Why the Veer and Shoot has taken hold in the SEC
The SEC's love of the "Mint front" and big, physical D-line play has encouraged offenses to find workarounds.
One of the more shocking developments of the 2022 season for me was observing the extent to which SEC defensive coaches tried to employ the “Mint front” defense against the Veer and Shoot.
Alabama and Kentucky alike both played their 3-3-5 Mint-based defenses against the Tennessee Volunteers and got absolutely smacked. This was after some other squads had already made similar attempts, the Mint is the most popular scheme in the league.
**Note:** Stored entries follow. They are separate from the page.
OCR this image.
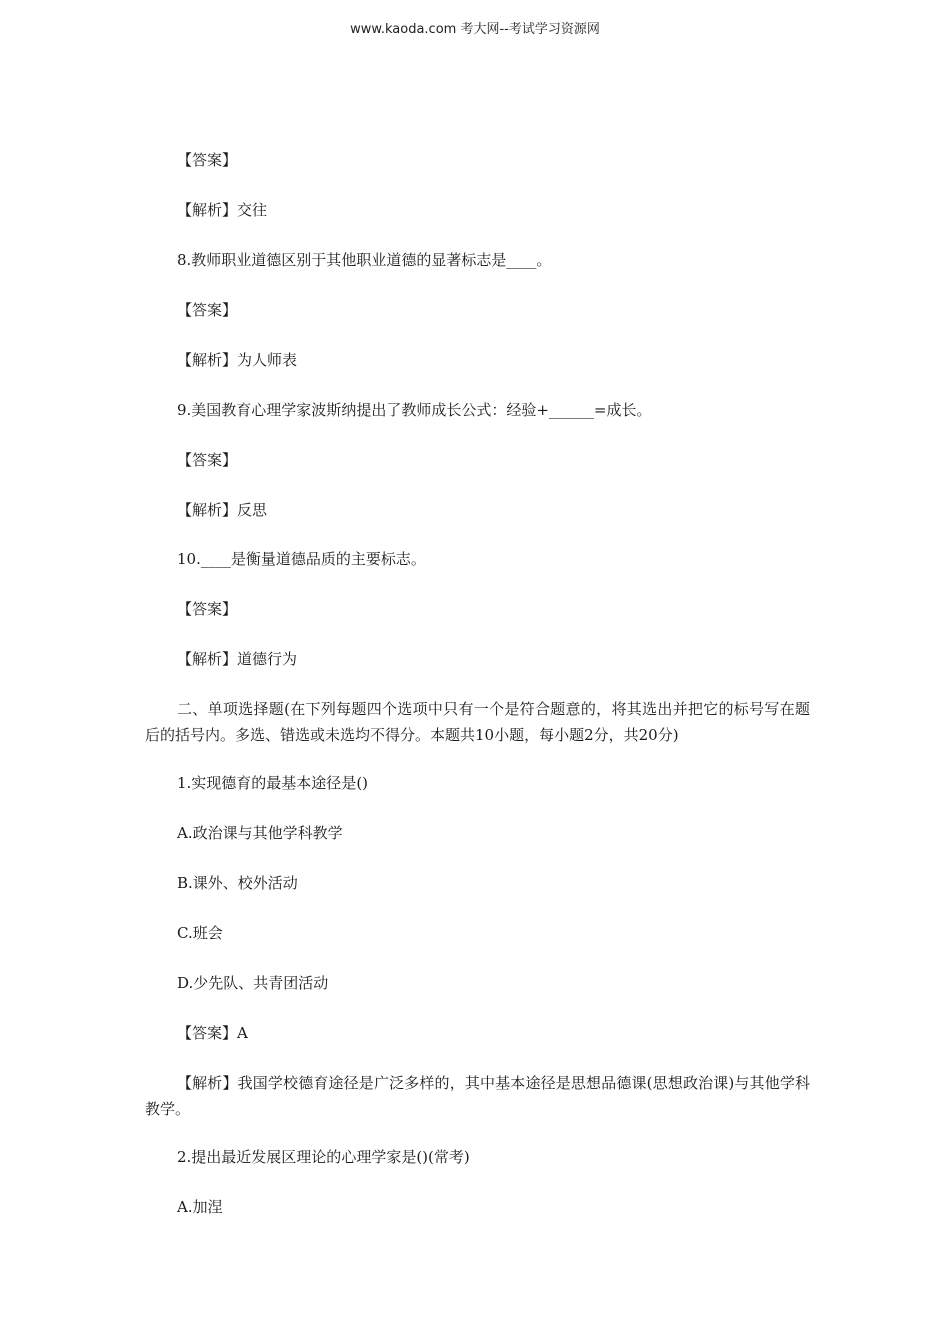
www.kaoda.com 考大网--考试学习资源网
【答案】
【解析】交往
8.教师职业道德区别于其他职业道德的显著标志是____。
【答案】
【解析】为人师表
9.美国教育心理学家波斯纳提出了教师成长公式：经验+______=成长。
【答案】
【解析】反思
10.____是衡量道德品质的主要标志。
【答案】
【解析】道德行为
二、单项选择题(在下列每题四个选项中只有一个是符合题意的，将其选出并把它的标号写在题后的括号内。多选、错选或未选均不得分。本题共10小题，每小题2分，共20分)
1.实现德育的最基本途径是()
A.政治课与其他学科教学
B.课外、校外活动
C.班会
D.少先队、共青团活动
【答案】A
【解析】我国学校德育途径是广泛多样的，其中基本途径是思想品德课(思想政治课)与其他学科教学。
2.提出最近发展区理论的心理学家是()(常考)
A.加涅
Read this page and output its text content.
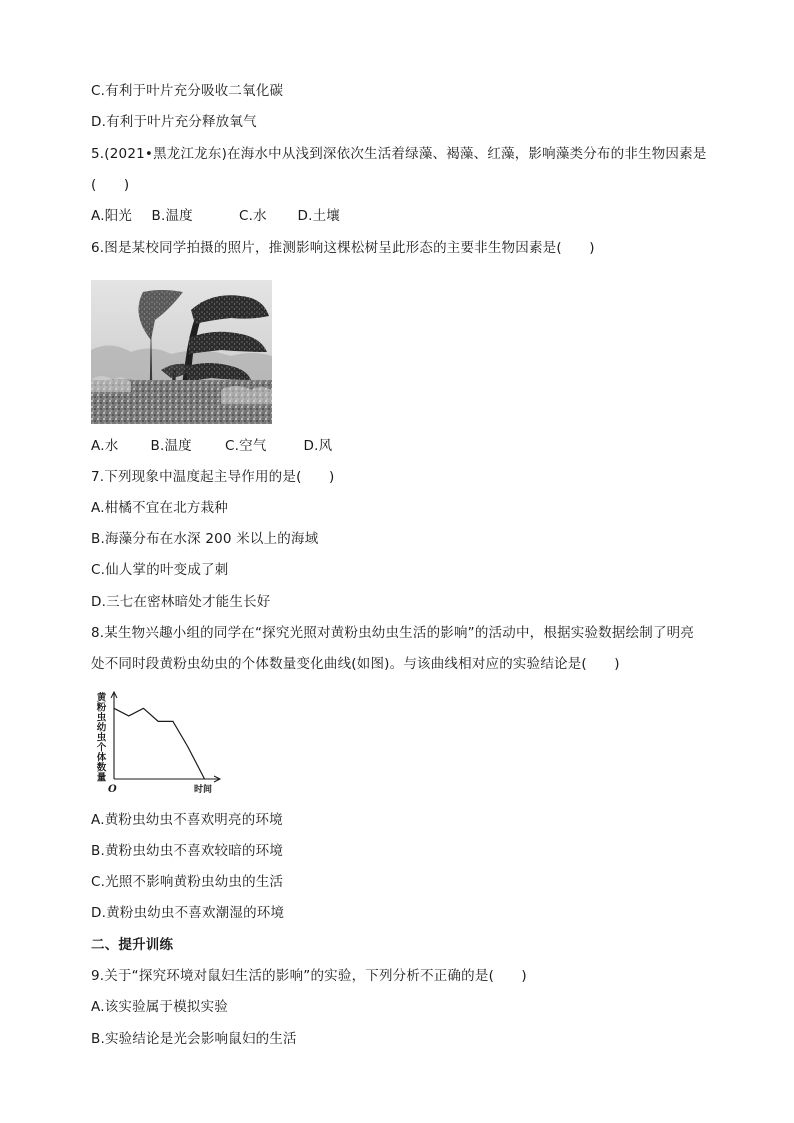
C.有利于叶片充分吸收二氧化碳
D.有利于叶片充分释放氧气
5.(2021•黑龙江龙东)在海水中从浅到深依次生活着绿藻、褐藻、红藻，影响藻类分布的非生物因素是
(　　)
A.阳光 B.温度	C.水 D.土壤
6.图是某校同学拍摄的照片，推测影响这棵松树呈此形态的主要非生物因素是(　　)
A.水 B.温度 C.空气	D.风
7.下列现象中温度起主导作用的是(　　)
A.柑橘不宜在北方栽种
B.海藻分布在水深 200 米以上的海域
C.仙人掌的叶变成了刺
D.三七在密林暗处才能生长好
8.某生物兴趣小组的同学在“探究光照对黄粉虫幼虫生活的影响”的活动中，根据实验数据绘制了明亮
处不同时段黄粉虫幼虫的个体数量变化曲线(如图)。与该曲线相对应的实验结论是(　　)
黄粉虫幼虫个体数量
O	时间
A.黄粉虫幼虫不喜欢明亮的环境
B.黄粉虫幼虫不喜欢较暗的环境
C.光照不影响黄粉虫幼虫的生活
D.黄粉虫幼虫不喜欢潮湿的环境
二、提升训练
9.关于“探究环境对鼠妇生活的影响”的实验，下列分析不正确的是(　　)
A.该实验属于模拟实验
B.实验结论是光会影响鼠妇的生活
The Vols ran the ball 39 times for 182 yards at 4.7 ypc on Alabama while throwing it 31 times for 385 yards at 12.4 ypa with five touchdowns to one interception .
Then they ran it 40 times for 177 yards at 4.4 ypc on Kentucky while throwing it 25 times for 245 yards at 9.8 ypa with three touchdowns to zero interceptions.
Iowa State’s preferred fronts are the more popular method in the Big 12 for a reason, the tite/Mint fronts don’t work particularly well against RPO spread offenses and certainly not against the uber-RPO spread Veer and Shoot offense.
As I wrote earlier in this week, the Veer and Shoot has started to take over across the SEC with offensive coordinators from the scheme now installed at Tennessee, Auburn, arguably Ole Miss, and in future SEC school Oklahoma. It’s also now spreading back into Big 12 country at TCU, into the Pac-12 at Colorado, and potentially into the Big 10 at Minnesota.
The Mint front was designed to help SEC squads leverage the advantages of being well stocked with big people on the D-line in order to combat spread offenses. The Veer and Shoot is perfectly calibrated to blitzkrieg around that issue like the Wehrmact circling around the Maginot Line.